Modern technologies allow a single person to write an application code and publish it on the Web so it will be accessible by millions of users worldwide. Most people know those tools very well: Amazon Web Services, Google Cloud Platform, just to name a few. But technological revolution is not limited just to geeks’ world. The publishing industry went through dramatic changes during recent years, and as a result, a single person is now able to write the manuscript and put it in print – meaning real print like paperback or even hardcover and not just PDF or Kindle. CreateSpace and Lulu are just two examples of such self-publishing platforms.
In both cases, the final result looks like a professional product, at least at first glance. Detailed examination, however, will show a big difference in quality between a self-published and traditionally produced book. I am not against self-publishing at all. In fact, I published my first booklets using Kindle Direct Publishing, and I am still very proud of it. The question is what you are trying to achieve. If you are looking for fast results, and you are an extremely self-disciplined person, familiar with the process of professional publishing, self-publishing might work for you as it works for some best-selling authors. But if you are looking for 100% quality assurance as well as even wider and appreciative audience, professional publication most definitely will provide better results.
“Writing is a solitary occupation, while publication is a group exercise.” – Madeleine Robins
A whole team of experts, including a copy editor, content editor, technical editor, production editor, proofreaders, layout editor, cover designer, sales and marketing will make sure your book eventually looks, reads and sells much better than a self-made amateur creation. Those professionals, besides just doing their job, will communicate with you. They will scrutinize and polish your manuscript, word by word, line by line, paragraph by paragraph, and find and fix tons of misspellings and inaccuracies. You will check their work as well, and accept or sometimes reject their changes, to make sure they did not distort the original content.

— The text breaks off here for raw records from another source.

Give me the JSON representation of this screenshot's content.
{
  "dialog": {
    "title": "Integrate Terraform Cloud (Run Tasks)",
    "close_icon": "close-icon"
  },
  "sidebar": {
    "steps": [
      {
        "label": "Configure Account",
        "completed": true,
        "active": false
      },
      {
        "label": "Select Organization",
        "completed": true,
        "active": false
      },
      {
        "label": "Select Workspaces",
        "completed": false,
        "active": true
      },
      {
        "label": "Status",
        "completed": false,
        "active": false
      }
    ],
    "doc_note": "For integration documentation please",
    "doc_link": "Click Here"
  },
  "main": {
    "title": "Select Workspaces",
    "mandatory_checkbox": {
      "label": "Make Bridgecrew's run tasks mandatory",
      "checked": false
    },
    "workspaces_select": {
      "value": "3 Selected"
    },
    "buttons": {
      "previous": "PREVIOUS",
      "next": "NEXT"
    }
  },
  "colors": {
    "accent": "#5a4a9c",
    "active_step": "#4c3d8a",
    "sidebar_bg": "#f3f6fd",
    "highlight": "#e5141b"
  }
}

Such level of scrutiny is almost impossible to achieve by self-publishing, when an author interacts just with computer programs. In addition, a professional publisher will open the door to an even wider audience and additional markets by using their “tricks” that are not available to self-publishing authors – for example, book translation contracts.
The pitfalls of self-deployment of application code might seem similar to those of book self-publishing (bugs and forgotten open ports in lieu of misspellings and inaccuracies), but the implications are even worse because the application security is at stake. In fact, various aspects of security are at stake.
First of all, confidentiality. When developers deploy their own code, it is never tested for security vulnerabilities. Even if there is a well-established testing process in place, developers, if they have free access to production environment, will always try to find a way to install a patch or change the configuration without testing. And this line of code or open port will make a hacker’s day.
There is another important confidentiality which is often overlooked: insider threat. If a single person has ultimate access to the entire process, from writing the source code to modifying the production environment, such a person essentially has the keys to the kingdom. She or he can implement virtually any backdoor, without fear of ever being caught. In a proper operational setup, where developers can modify the source code but cannot deploy it, and DevOps, on the other hand, can modify the production servers but cannot change the application code, creating backdoors becomes much more difficult task which requires collusion between two or more people. Such setup is called dual control.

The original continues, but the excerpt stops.